As Citizens’ rates have steadily risen pursuant to the 10 percent “glidepath” enacted by the Legislature in 2009, many parts of the state have finally reached actuarially sound levels, on par with rates charged in the private market. This has led to a largely organic migration of policies from Citizens to private carriers, thanks to greater competition and coverage options among companies.
Taken together, all of these factors have led to responsible rate reductions in most parts of the state, as opposed to the arbitrary, politically imposed reductions that placed Florida one storm away from fiscal calamity a few years back. This confirms that market forces not only protect consumers from insurance insolvencies and massive taxpayer bailouts, but also promote the kind of competition and risk-sharing that eventually brings down rates.

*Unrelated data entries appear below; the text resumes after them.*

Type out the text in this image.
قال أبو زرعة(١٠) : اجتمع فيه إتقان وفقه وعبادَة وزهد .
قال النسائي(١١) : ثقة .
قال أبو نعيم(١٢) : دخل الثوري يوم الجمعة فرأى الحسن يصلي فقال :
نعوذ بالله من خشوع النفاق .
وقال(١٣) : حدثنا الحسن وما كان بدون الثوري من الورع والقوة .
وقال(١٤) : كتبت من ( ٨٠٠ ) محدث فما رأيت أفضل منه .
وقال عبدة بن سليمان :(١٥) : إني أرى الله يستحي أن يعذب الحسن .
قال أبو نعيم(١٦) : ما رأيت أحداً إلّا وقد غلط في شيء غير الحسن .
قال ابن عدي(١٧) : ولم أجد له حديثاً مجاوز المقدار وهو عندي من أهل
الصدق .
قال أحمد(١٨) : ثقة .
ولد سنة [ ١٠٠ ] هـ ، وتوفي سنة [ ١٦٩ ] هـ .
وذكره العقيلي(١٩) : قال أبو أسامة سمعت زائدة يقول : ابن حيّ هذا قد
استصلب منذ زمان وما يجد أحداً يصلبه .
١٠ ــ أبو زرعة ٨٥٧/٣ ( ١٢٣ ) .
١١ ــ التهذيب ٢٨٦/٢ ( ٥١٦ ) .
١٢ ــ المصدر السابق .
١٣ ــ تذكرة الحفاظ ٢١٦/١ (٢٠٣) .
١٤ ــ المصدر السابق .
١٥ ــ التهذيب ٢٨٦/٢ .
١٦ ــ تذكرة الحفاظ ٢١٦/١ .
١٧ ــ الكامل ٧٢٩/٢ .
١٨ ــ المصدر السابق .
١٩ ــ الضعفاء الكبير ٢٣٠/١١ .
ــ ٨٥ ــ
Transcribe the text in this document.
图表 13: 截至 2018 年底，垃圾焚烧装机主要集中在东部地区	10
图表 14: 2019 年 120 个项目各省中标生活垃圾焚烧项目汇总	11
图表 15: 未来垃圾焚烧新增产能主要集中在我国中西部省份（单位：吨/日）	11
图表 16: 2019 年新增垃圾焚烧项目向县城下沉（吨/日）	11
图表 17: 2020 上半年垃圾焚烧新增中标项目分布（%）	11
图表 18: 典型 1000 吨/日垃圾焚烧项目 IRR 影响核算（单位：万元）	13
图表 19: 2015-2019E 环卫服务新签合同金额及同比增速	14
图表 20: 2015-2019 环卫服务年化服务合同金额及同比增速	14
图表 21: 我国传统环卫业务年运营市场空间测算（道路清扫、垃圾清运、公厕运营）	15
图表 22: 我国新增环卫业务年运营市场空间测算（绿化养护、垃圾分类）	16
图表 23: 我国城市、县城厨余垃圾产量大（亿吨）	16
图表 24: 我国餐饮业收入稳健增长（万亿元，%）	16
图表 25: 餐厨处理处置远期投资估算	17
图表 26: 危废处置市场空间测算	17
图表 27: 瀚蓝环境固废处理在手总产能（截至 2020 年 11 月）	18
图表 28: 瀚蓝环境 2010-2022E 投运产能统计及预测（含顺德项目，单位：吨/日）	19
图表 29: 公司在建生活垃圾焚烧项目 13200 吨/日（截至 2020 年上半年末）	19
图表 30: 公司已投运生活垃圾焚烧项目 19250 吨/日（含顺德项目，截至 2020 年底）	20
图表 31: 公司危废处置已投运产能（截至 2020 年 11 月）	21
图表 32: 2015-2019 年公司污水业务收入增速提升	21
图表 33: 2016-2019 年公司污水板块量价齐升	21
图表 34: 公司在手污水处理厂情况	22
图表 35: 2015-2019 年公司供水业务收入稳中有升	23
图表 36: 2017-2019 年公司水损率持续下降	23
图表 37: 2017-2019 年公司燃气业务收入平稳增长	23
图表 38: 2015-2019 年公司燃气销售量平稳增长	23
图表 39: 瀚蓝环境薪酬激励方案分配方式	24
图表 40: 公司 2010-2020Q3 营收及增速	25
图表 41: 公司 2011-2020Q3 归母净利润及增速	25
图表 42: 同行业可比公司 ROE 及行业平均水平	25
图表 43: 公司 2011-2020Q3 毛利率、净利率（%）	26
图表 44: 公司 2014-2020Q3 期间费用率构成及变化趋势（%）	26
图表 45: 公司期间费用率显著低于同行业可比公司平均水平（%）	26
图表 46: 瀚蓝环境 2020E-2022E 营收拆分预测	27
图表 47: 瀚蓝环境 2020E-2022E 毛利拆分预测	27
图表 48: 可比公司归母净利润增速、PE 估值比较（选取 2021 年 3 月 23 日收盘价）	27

Another major cost-driver contributing to rate increases over the past several years has been the proliferation of sinkhole claims, along with the consequent litigation. Legislation enacted in 2011 closed exploitable loopholes and has largely reined-in these claims, resulting in a 55 percent decrease in such losses for Citizens alone. The downward trend in sinkhole claims has slowed, and in most cases halted, increases in insurance rates.

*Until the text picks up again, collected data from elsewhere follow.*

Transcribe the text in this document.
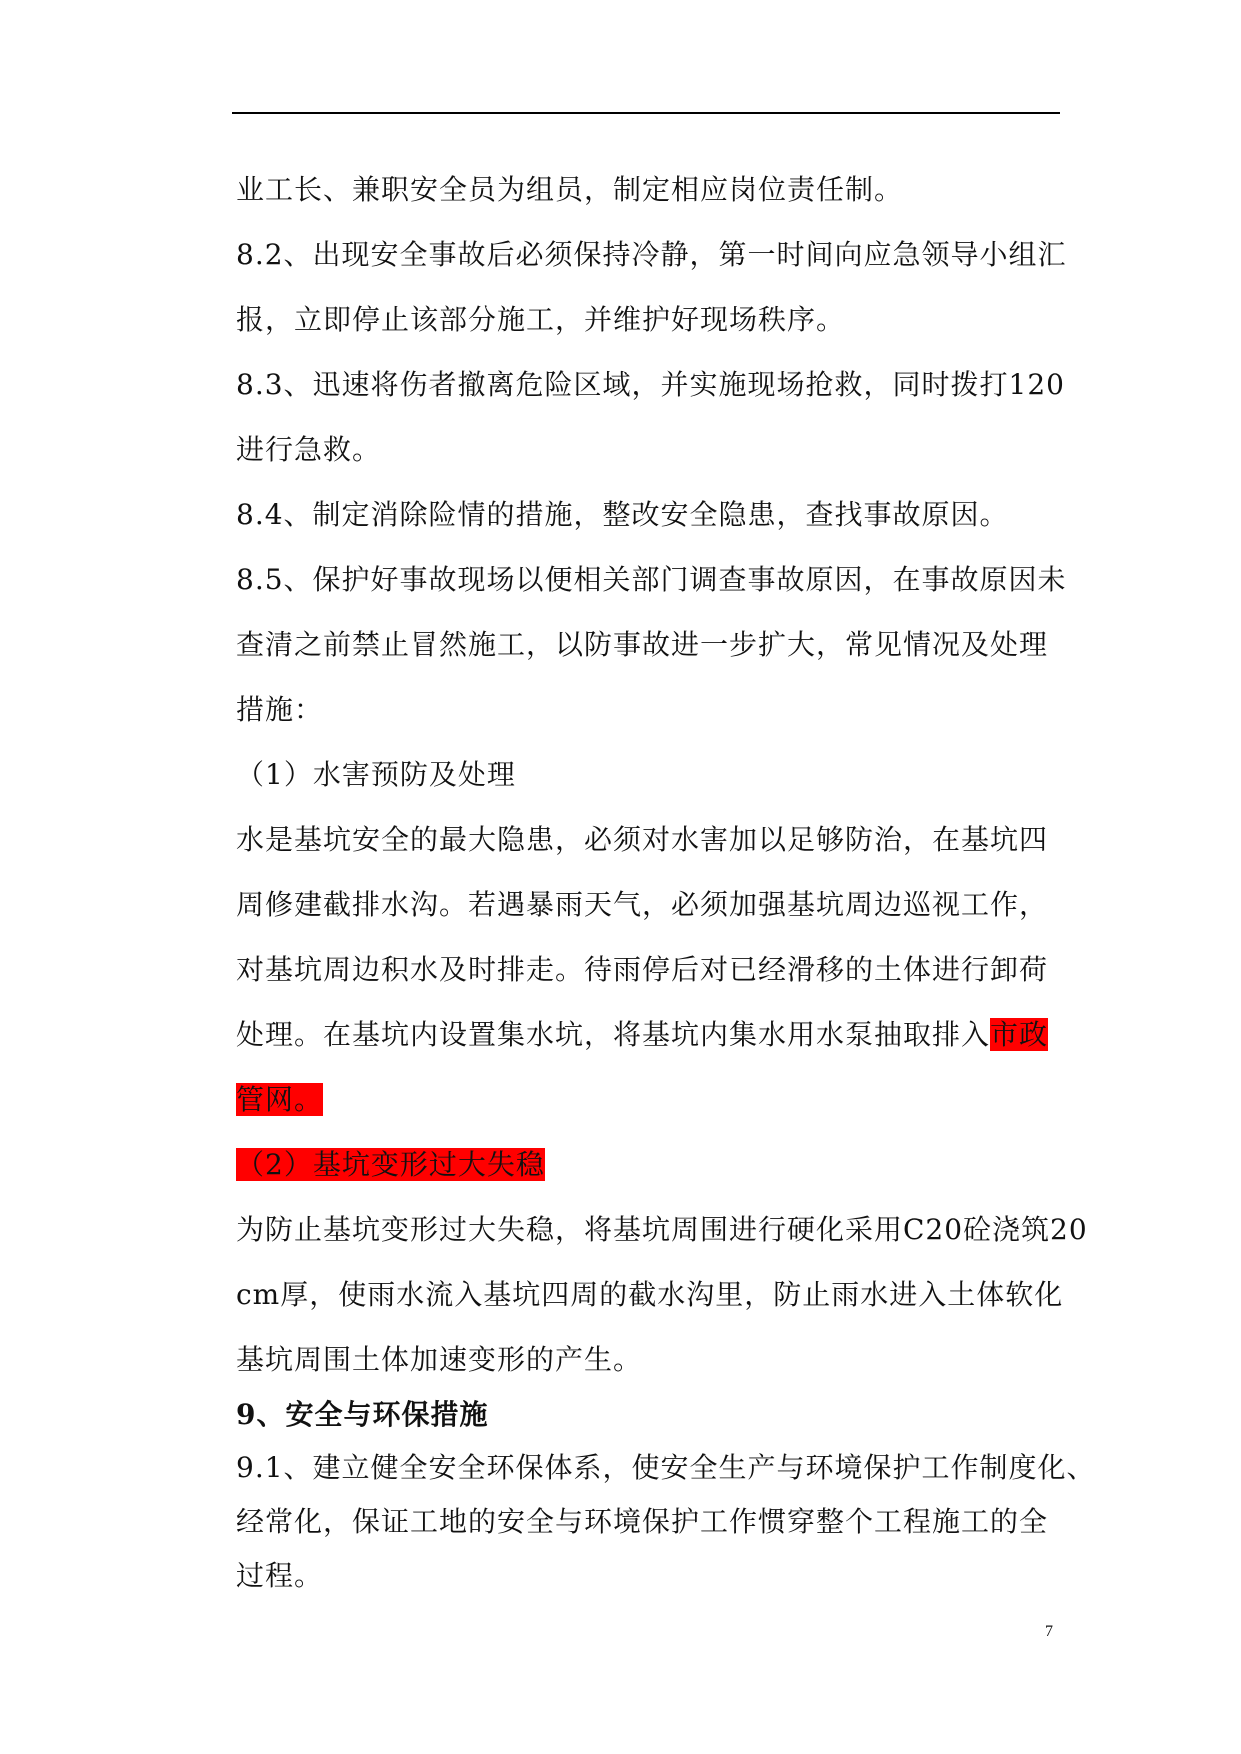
业工长、兼职安全员为组员，制定相应岗位责任制。
8.2、出现安全事故后必须保持冷静，第一时间向应急领导小组汇
报，立即停止该部分施工，并维护好现场秩序。
8.3、迅速将伤者撤离危险区域，并实施现场抢救，同时拨打120
进行急救。
8.4、制定消除险情的措施，整改安全隐患，查找事故原因。
8.5、保护好事故现场以便相关部门调查事故原因，在事故原因未
查清之前禁止冒然施工，以防事故进一步扩大，常见情况及处理
措施：
（1）水害预防及处理
水是基坑安全的最大隐患，必须对水害加以足够防治，在基坑四
周修建截排水沟。若遇暴雨天气，必须加强基坑周边巡视工作，
对基坑周边积水及时排走。待雨停后对已经滑移的土体进行卸荷
处理。在基坑内设置集水坑，将基坑内集水用水泵抽取排入市政
管网。
（2）基坑变形过大失稳
为防止基坑变形过大失稳，将基坑周围进行硬化采用C20砼浇筑20
cm厚，使雨水流入基坑四周的截水沟里，防止雨水进入土体软化
基坑周围土体加速变形的产生。
9、安全与环保措施
9.1、建立健全安全环保体系，使安全生产与环境保护工作制度化、
经常化，保证工地的安全与环境保护工作惯穿整个工程施工的全
过程。
7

Indeed, lawmakers and the governor deserve credit for enacting these laws, but Insurance Commissioner Kevin McCarty and the regulators in his office executing these laws also deserve credit. As about his future, it’s important to note that Florida’s insurance market has undoubtedly stabilized on McCarty’s watch.
The OIR has analyzed and approved Citizens “takeout” deals that transferred billions of dollars of risk from taxpayers to private companies, while simultaneously protecting consumers. Over 185,000 such policies were transferred in 2014 alone. They have also overseen the entrance of new insurance carriers into the state (ten property & casualty insurers in 2014), and streamlined the administrative process to make it easier for more companies to do business in Florida. And most importantly, they have carried out their core mission, which is to ensure that consumers are protected.
This is what insurance market stability looks like. But unless more is done, this stability is likely to be shaken, or worse, when Florida’s unprecedented hurricane-free streak comes to an end. The state should therefore continue taking steps to fortify its property insurance system, so that Florida isn’t left bare and vulnerable after the wind blows.